Il cuore ti aiuta, ma non basta. Il Lecce si è salvato per determinazione, per valori forti, per rispetto di una memoria e per volontà societaria. Il cuore fa fare un pezzo di strada, ma servono anche organizzazione, competenza e visione.
Qual è stato il momento più difficile del percorso?
All’inizio. Quando sono subentrato la situazione era complicata. Con ragazzi come Pintus, Iliev e Vinciguerra abbiamo seminato nonostante le difficoltà. All’inizio annaffiavamo il seme, ma non cresceva. C’erano distrazioni, anche mie. Ma poi abbiamo corretto, e siamo cresciuti.
Nel calcio spesso si rischia di mettere sé stessi davanti al gruppo. Tu hai mostrato un interesse reale per i ragazzi.
Quando smetti di giocare, devi fare uno switch. Devi ricordarti com’era essere dall’altra parte. Non ho avuto grandi nomi come allenatori, ma persone coerenti. La coerenza, anche nei principi, è ciò che crea connessione. I ragazzi ti studiano: se non sei autentico, lo capiscono subito.
Ho notato una concorrenza sana tra i tuoi attaccanti. Nessuna tensione, solo spirito di gruppo. Come ci sei riuscito?
È stata una delle nostre vittorie. Nei primi giorni di ritiro ho spiegato chiaramente che sapevo cosa si prova a non essere titolari. Un mio ex allenatore diceva: “Compratevi le mollettine”. Bisogna saper sorridere anche se dentro c’è delusione. Parlare a cuore aperto crea connessione. Il giocatore che non gioca non può essere felice, ma deve volere il bene della squadra.
Oggi più che mai serve sapersi adattare. I tuoi ragazzi lo hanno capito?
Sì. Li ho abituati a essere intelligenti e flessibili. Hanno soglie d’attenzione basse, quindi lavoriamo molto con le immagini. Oggi la qualità fa la differenza, non la quantità. Non serve fare 20 partite da titolare: anche entrando dalla panchina puoi lasciare il segno.
Hai trasformato un ragazzo arrabbiato come Mimmo Balde in un ragazzo sereno. Come hai fatto?

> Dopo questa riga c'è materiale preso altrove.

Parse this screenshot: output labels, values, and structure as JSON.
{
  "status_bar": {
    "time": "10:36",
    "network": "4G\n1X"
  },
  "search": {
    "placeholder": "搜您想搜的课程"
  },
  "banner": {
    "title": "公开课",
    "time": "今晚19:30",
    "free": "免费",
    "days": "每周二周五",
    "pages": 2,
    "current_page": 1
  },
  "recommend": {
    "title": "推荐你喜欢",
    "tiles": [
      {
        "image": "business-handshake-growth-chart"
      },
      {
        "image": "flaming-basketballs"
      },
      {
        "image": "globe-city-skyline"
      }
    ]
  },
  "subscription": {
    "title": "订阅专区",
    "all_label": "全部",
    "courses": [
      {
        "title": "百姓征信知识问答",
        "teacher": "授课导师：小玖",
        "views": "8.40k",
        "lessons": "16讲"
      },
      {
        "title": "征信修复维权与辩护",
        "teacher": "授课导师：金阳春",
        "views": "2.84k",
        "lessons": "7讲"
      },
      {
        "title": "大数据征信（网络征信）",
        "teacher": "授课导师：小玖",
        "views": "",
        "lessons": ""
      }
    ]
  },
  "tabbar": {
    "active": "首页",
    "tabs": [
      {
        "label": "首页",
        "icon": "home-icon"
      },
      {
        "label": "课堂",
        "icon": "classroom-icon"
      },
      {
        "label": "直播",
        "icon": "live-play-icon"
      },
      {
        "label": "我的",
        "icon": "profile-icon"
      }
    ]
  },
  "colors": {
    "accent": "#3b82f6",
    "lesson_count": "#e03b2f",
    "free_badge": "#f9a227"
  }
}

Ho toccato le corde dell’anima. Ogni ragazzo ha una storia, spesso di sofferenza. Con Mimmo ho avuto un approccio diverso, come meritava. Ha capito che intorno a lui c’erano persone che volevano il suo bene. Si è aperto, ha mostrato le sue paure, e questo ha dato forza alla nostra miscela vincente.
Leadership?
Viene riconosciuta dal gruppo. Non voglio essere un leader prepotente, ma cooperativo. Le decisioni le prendo io, ma voglio collaborazione. Ci siamo anche divertiti. Abbiamo creato un’identità riconoscibile, un’eredità. Ai ragazzi ho sempre detto: rispetto per tutti, paura di nessuno. Questo è stato il nostro cavallo di battaglia.